Chapter 5: Color Perception: How We See Color

The process begins with detection, where three specific types of cone photoreceptors—short, medium, and long-wavelength cones—respond to the visible electromagnetic spectrum ranging from roughly 400 to 700 nanometers. A fundamental hurdle in vision is the principle of univariance, which states that a single receptor's output is ambiguous because different combinations of light intensity and wavelength can produce the exact same neural response. The visual system overcomes this limitation through the trichromatic theory, also known as the Young-Helmholtz theory, which relies on comparing the relative activities across all three cone types to discriminate between different wavelengths. Beyond the retina, the nervous system repackages these signals into cone-opponent channels, leading into the opponent-process theory.
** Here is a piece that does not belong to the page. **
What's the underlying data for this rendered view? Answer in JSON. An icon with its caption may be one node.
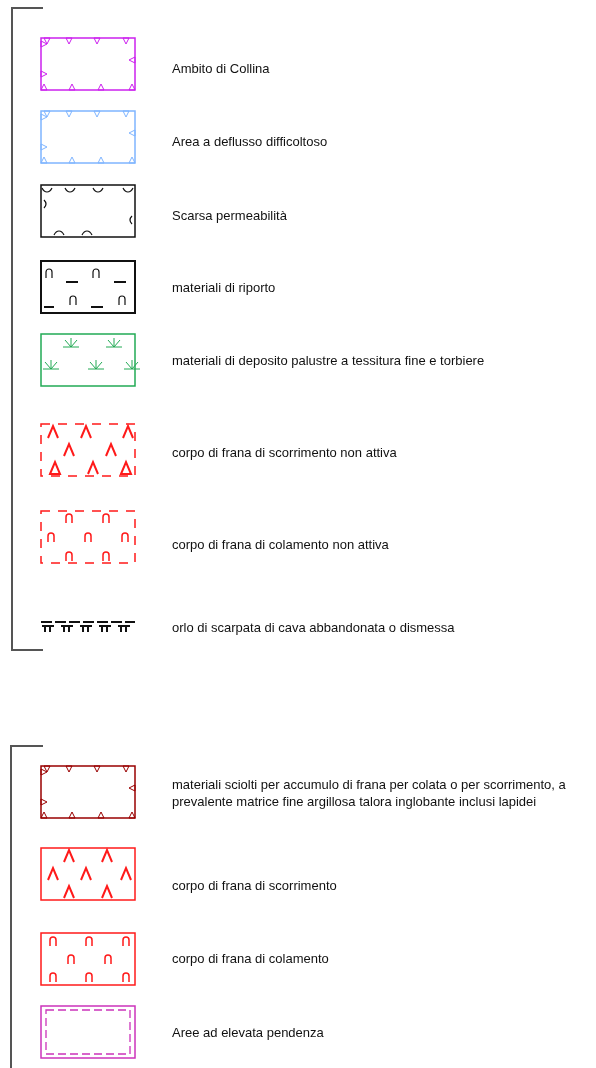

This second stage of processing, famously described by Ewald Hering, explains why certain color combinations are perceptually impossible and organizes our experience into opposing pairs: red versus green, blue versus yellow, and black versus white. The chapter further defines the three-dimensional nature of color space using the variables of hue, saturation, and brightness, while also distinguishing between additive color mixtures found in light and subtractive mixtures common in pigments and filters. It also examines the complex problem of color constancy, which is the visual system's ability to maintain the stable appearance of an object's color even when the illuminating light source changes significantly. By making internal assumptions about the nature of light and surfaces, the brain "discounts" the illuminant to identify the true properties of a surface. Additionally, the text covers individual variations in perception, including the linguistic impact of basic color terms and the neurological blending of senses known as synesthesia. It details the genetic and physiological roots of color vision deficiencies, such as protanopia and deuteranopia, and concludes by discussing the evolutionary advantages of color, such as its vital role in identifying ripe food and interpreting sexual signals across various species.